5. Have you ever successfully helped someone heal from their experiences with TM (or from some other group?) What specifically did you do that helped them?

About 5 year after I left TM, I went to a restaurant for dinner with my sister's ex-boyfriend. She and he had been involved in TM together, and we met in order to discuss (i.e., criticize) TM. A woman at the next table came over and introduced herself as a Sidha, and said that she couldn't help overhearing our conversation. I panicked, expecting to be criticized and to start floating, but she soon made clear that she was very unhappy with TM, and was desperately seeking outside support, and a way to get out of TM. We invited her to sit and talk with us, and exchanged phone numbers, and she ended up attending the former cult member support group that I attended.
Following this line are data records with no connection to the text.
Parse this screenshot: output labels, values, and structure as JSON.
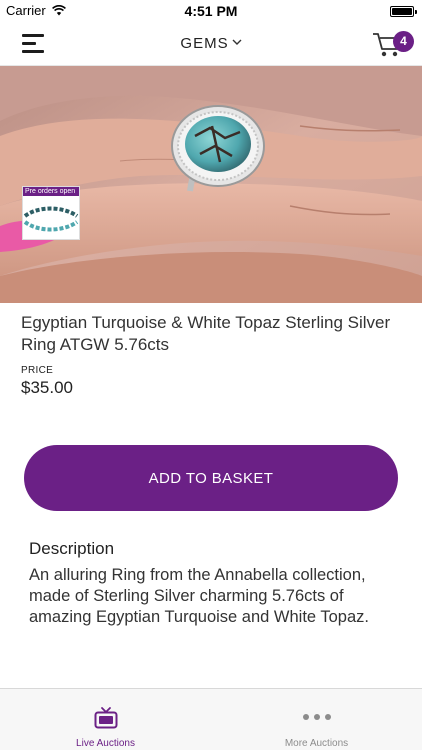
{
  "status_bar": {
    "carrier": "Carrier",
    "time": "4:51 PM"
  },
  "nav": {
    "title": "GEMS",
    "cart_count": "4"
  },
  "hero": {
    "preorder_label": "Pre orders open"
  },
  "product": {
    "title": "Egyptian Turquoise & White Topaz Sterling Silver Ring ATGW 5.76cts",
    "price_label": "PRICE",
    "price": "$35.00"
  },
  "actions": {
    "add_to_basket": "ADD TO BASKET"
  },
  "description": {
    "heading": "Description",
    "text": "An alluring Ring from the Annabella collection, made of Sterling Silver charming 5.76cts of amazing Egyptian Turquoise and White Topaz."
  },
  "tab_bar": {
    "tabs": [
      {
        "label": "Live Auctions",
        "icon": "tv-icon",
        "active": true
      },
      {
        "label": "More Auctions",
        "icon": "more-icon",
        "active": false
      }
    ]
  },
  "colors": {
    "accent": "#6b2086",
    "inactive": "#8c8c8c"
  }
}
The former cult member support group had people who had left all sorts of cults, not just TM. One cult I learned about at the group was the Boston Church of Christ. (Not to be confused with the United Church of Christ or the Church of Christ, which are non-cult Protestant denominations.) Soon after, I attended a party, where I met someone who told me that he was starting to get involved with the Boston Church of Christ and "needed to make a soul-impacting decision very soon." It was an easy intervention for me, because he wasn't thoroughly "in"/brainwashed yet. I told him that I knew some people who had been in the BCC, and had left, and had come to realize that it was a destructive cult. I suggested that before he give his life to that church, that he have a chance to hear the other side of the story, and then he could make a more informed decision. He agreed, so I put him in touch with a few former BCC'ers. I am happy to say that after talking with them, he decided the BCC was a destructive organization, and didn't join.
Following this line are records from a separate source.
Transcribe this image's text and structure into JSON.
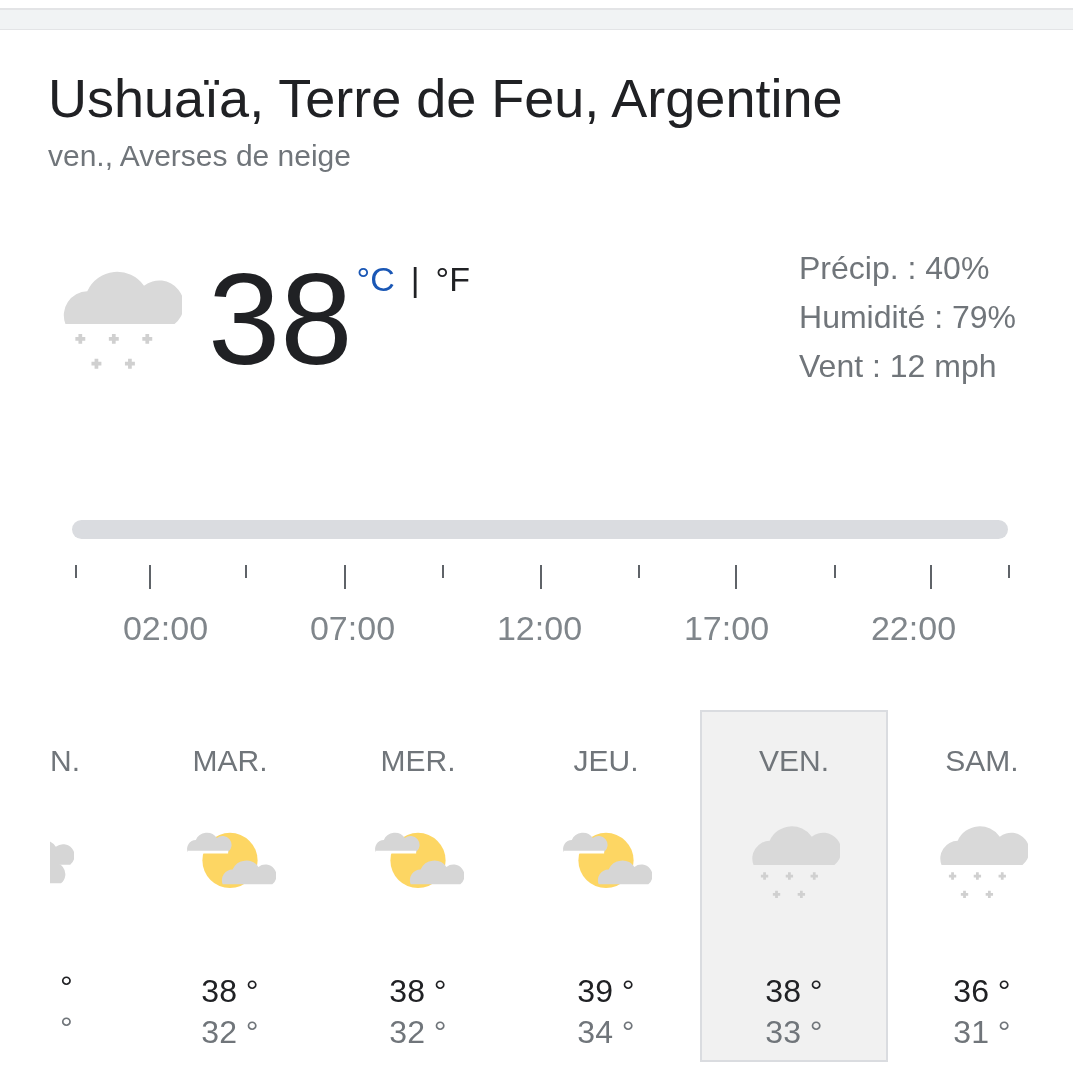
{
  "location": {
    "title": "Ushuaïa, Terre de Feu, Argentine",
    "subtitle": "ven., Averses de neige"
  },
  "current": {
    "kind": "snow",
    "temperature": "38",
    "units": [
      {
        "label": "°C",
        "selected": false
      },
      {
        "label": "°F",
        "selected": true
      }
    ],
    "unit_separator": "|",
    "details": [
      "Précip. : 40%",
      "Humidité : 79%",
      "Vent : 12 mph"
    ]
  },
  "timeline": {
    "labels": [
      "02:00",
      "07:00",
      "12:00",
      "17:00",
      "22:00"
    ]
  },
  "days": [
    {
      "name": "N.",
      "kind": "cloudy",
      "high": "°",
      "low": "°",
      "selected": false,
      "cut": true
    },
    {
      "name": "MAR.",
      "kind": "partly",
      "high": "38 °",
      "low": "32 °",
      "selected": false
    },
    {
      "name": "MER.",
      "kind": "partly",
      "high": "38 °",
      "low": "32 °",
      "selected": false
    },
    {
      "name": "JEU.",
      "kind": "partly",
      "high": "39 °",
      "low": "34 °",
      "selected": false
    },
    {
      "name": "VEN.",
      "kind": "snow",
      "high": "38 °",
      "low": "33 °",
      "selected": true
    },
    {
      "name": "SAM.",
      "kind": "snow",
      "high": "36 °",
      "low": "31 °",
      "selected": false
    }
  ]
}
6. Have you ever seriously tried and failed to get someone out of TM (or some other group)? What did you do? What happened? What advice would you give to someone in this position?

I've never had this experience. Lucky me.

7. Anything else you'd like to share from your experiences?

You are all brave and courageous and have all survived a lot! I tip my hat to you all! Please feel free share your thoughts and experiences below, if you'd like.